R.A. Dickey story not making ticket prices unreasonable R.A. Dickey story not making ticket prices unreasonable
Not only has it been a better than expected season for the New York Mets but a breakout star has emerged from the team... R.A. Dickey story not making ticket prices unreasonable

Not only has it been a better than expected season for the New York Mets but a breakout star has emerged from the team in starting pitcher R.A. Dickey. Dickey made his first All-Star Game appearance on this year and it has been quite a personal adventure for him to get there.

The Texas Rangers drafted Dickey in the first round of the 1996 amateur draft. At that time he was highly-touted coming out of the University of Tennessee throwing 95 miles an hour. However, the Rangers were horrified to discover during a routine physical that Dickey had been born without an ulnar collateral ligament (UCL). Doctors did not know how he even performed simple everyday tasks like turning a door knob never mind throwing a 95 mile an hour fastball.

Dickey did not reach the Major Leagues until 2001 and did not see real playing time until 2003. When he did he had little success. In five seasons with the Rangers his ERA averaged 5.72. After one start for the Rangers in 2006 he was sent down to Triple-A, and did not appear in the pros again until 2008.

While Dickey lingered in the minors he finally sought help for all of the personal problems he was having. He underwent counseling to deal with the sexual abuse he suffered as a child first from a babysitter and then from a teenage neighbor. Growing up he also had to deal with a distant father and alcoholic mother. All of these issues plus his struggling career were also putting a strain on Dickey’s marriage. Overcoming all of this, Dickey now credits his wife, faith, and his knuckleball for turning his life around.

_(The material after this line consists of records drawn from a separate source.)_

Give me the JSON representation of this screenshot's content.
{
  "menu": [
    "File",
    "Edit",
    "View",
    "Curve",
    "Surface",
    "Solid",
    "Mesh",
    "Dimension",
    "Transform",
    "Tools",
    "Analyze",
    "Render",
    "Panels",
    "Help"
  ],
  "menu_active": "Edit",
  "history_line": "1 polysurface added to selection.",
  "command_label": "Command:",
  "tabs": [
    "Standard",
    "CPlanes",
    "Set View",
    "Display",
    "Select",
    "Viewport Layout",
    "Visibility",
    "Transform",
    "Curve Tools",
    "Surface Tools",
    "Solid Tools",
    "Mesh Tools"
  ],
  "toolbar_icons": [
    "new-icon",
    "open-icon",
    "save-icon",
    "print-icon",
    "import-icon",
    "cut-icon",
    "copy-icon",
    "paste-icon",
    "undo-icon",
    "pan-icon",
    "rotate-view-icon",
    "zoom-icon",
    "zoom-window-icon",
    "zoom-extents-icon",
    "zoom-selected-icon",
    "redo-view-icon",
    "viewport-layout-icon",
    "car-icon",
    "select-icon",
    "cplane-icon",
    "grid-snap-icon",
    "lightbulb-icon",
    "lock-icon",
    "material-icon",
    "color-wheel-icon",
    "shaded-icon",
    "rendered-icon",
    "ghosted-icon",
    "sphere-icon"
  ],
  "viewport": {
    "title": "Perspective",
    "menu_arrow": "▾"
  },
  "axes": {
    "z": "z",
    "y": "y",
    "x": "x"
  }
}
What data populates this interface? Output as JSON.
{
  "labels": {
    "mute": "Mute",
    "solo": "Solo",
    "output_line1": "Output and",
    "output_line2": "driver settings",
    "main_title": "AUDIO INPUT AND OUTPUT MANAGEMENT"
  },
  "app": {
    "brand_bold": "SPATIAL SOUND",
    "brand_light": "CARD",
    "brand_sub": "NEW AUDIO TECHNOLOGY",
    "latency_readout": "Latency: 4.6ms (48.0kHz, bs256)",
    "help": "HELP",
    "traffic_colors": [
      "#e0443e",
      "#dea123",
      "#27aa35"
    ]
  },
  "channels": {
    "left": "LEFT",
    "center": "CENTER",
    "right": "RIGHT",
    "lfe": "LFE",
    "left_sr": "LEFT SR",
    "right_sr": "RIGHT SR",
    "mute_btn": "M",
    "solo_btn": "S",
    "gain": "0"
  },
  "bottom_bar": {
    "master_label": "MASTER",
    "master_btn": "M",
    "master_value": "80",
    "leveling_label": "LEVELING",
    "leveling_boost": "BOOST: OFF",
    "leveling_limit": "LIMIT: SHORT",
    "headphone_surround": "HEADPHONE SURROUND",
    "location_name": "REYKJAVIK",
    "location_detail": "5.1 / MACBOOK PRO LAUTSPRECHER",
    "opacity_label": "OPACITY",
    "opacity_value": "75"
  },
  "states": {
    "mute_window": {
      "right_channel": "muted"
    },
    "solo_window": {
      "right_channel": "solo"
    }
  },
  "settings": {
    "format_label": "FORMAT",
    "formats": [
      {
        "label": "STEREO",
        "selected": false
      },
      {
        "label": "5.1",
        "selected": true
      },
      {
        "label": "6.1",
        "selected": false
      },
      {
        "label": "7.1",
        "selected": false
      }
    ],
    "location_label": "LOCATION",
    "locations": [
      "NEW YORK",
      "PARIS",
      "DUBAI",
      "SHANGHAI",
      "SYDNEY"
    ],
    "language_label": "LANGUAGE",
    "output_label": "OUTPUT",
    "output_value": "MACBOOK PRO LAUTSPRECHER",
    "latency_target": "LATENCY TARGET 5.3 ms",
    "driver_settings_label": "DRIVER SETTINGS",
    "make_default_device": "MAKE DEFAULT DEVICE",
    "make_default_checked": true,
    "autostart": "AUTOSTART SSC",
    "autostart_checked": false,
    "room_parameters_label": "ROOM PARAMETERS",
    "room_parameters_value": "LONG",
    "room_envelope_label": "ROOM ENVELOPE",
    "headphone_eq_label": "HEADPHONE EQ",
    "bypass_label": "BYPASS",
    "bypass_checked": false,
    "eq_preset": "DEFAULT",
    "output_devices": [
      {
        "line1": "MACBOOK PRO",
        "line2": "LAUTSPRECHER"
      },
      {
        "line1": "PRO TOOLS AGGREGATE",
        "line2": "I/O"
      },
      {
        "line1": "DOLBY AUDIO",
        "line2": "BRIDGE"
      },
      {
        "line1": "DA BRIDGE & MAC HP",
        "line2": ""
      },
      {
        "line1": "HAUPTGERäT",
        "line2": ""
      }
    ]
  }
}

Dickey did not reappear in the majors until 2008 with the Seattle Mariners. He even turned down a $300,000 contract with a professional team in South Korea to keep pursuing his dream of pitching in the majors one more time. It was around that time he started practicing throwing a knuckleball as a last ditch effort to save his career. Despite this, he found no success as mainly a relief pitcher and occasional starter for the Mariners.

In 2009 he pitched for the Minnesota Twins and again found little success. Dickey’s career was thought to be over when the Mets signed him to a minor-league contract in early 2010. He was quickly called up by the Mets in May due to injuries to their other starting pitchers.

With the help of former Mets pitcher Frank Viola Dickey was finally able to perfect his knuckleball this season. Dickey was named to his first All-Star team this season. He is tied with Washington Nationals pitcher Gio Gonzalez for the National League in wins with 12. Dickey is second in the National League in strikeouts and is fifth in ERA. Currently, Dickey is fifth in all of baseball in walk to strikeout ratio which is practically unheard of for a knuckleball pitcher. Knuckleball pitchers usually have trouble controlling the pitch and throwing it for a strike so often they are near the top of the league in walks and home runs allowed.

With all of his success this season and pitching in an atmosphere like New York ticket demand has gone up for Dickey’s home starts. However, Dickey hasn’t been able to help the Mets improve upon their average home game attendance which is down from last year. One area that has seen a significant increase is television ratings, according to SNY.

Throwing back to back one-hitters, writing a New York Times Best Seller, and winning 10 straight starts has given Mets fans and baseball fans in general something to look forward to seeing on the field during the second half of the season. The good news is ticket costs are still reasonable. However, as the R.A. Dickey story spreads and his performance on the mound possibly increases demand could go up.

Dickey is currently scheduled to start Sunday, July 28 against the Arizona Diamondbacks. ESPN reports Mets manager Terry Collins is strongly considering using R.A. on short rest, who is already scheduled to start again Friday, August 3 against the San Diego Padres. As the Mets fight to stay in playoff contention Dickey is sure to be a pivotal component.

Mets fans will have to wait until August 7 to see the team back at Citi Field when they open up a series against the Miami Marlins, followed by the Atlanta Braves.